Zhu Ya-Nan, Shinde Nimita, Lin Bowen, Gao Hao
Department of Radiation Oncology, University of Kansas Medical Center, Kansas City, KS, USA.
Department of Intervention Medicine, the Second Hospital of Shandong University, Jinan, Shandong, China.

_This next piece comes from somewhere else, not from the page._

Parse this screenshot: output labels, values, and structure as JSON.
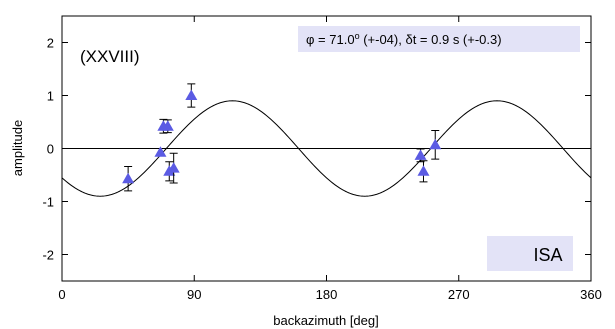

ArXiv. 2025 Apr 14:arXiv:2504.10315v1.
Intensity-modulated proton therapy (IMPT) offers superior dose conformity with reduced exposure to surrounding healthy tissues compared to conventional photon therapy. Improving IMPT delivery efficiency reduces motion-related uncertainties, enhances plan robustness, and benefits breath-hold techniques by shortening treatment time. Among various factors, energy switching time plays a critical role, making energy layer optimization (ELO) essential. This work develops an energy layer optimization method based on mixed integer model and variational quantum computing algorithm to enhance the efficiency of IMPT. The energy layer optimization problem is modeled as a mixed-integer program, where continuous variables optimize the dose distribution and binary variables indicate energy layer selection. To solve it, iterative convex relaxation decouples the dose-volume constraints, followed by the alternating direction method of multipliers (ADMM) to separate mixed-variable optimization and the minimum monitor unit (MMU) constraint. The resulting beam intensity subproblem, subject to MMU, either admits a closed-form solution or is efficiently solvable via conjugate gradient. The binary subproblem is cast as a quadratic unconstrained binary optimization (QUBO) problem, solvable using variational quantum computing algorithms. With nearly the same plan quality, the proposed method noticeable reduces the number of the used energies. For example, compared to conventional IMPT, QC can reduce the number of energy layers from 61 to 35 in HN case, from 56 to 35 in lung case, and from 59 to 32 to abdomen case. The reduced number of energies also results in fewer delivery time, e.g., the delivery time is reduced from 100.6, 232.0, 185.3 seconds to 90.7, 215.4, 154.0 seconds, respectively.
与传统光子疗法相比,调强质子治疗(IMPT)能提供更好的剂量适形性,减少对周围健康组织的照射。提高IMPT的输送效率可降低与运动相关的不确定性,增强计划稳健性,并通过缩短治疗时间使屏气技术受益。在各种因素中,能量切换时间起着关键作用,这使得能量层优化(ELO)至关重要。这项工作开发了一种基于混合整数模型和变分量子计算算法的能量层优化方法,以提高IMPT的效率。能量层优化问题被建模为一个混合整数规划,其中连续变量优化剂量分布,二元变量表示能量层选择。为了解决这个问题,迭代凸松弛将剂量体积约束解耦,然后采用乘子交替方向法(ADMM)来分离混合变量优化和最小监测单位(MMU)约束。由此产生的受MMU约束的射束强度子问题,要么有闭式解,要么可通过共轭梯度法有效求解。二元子问题被转化为一个二次无约束二元优化(QUBO)问题,可使用变分量子计算算法求解。在计划质量几乎相同的情况下,所提出的方法显著减少了所用能量的数量。例如,与传统IMPT相比,在头颈部病例中,QC可将能量层数从61减少到35,在肺部病例中从56减少到35,在腹部病例中从59减少到32。能量数量的减少也导致输送时间减少,例如,输送时间分别从100.6、232.0、185.3秒减少到90.7、215.4、154.0秒。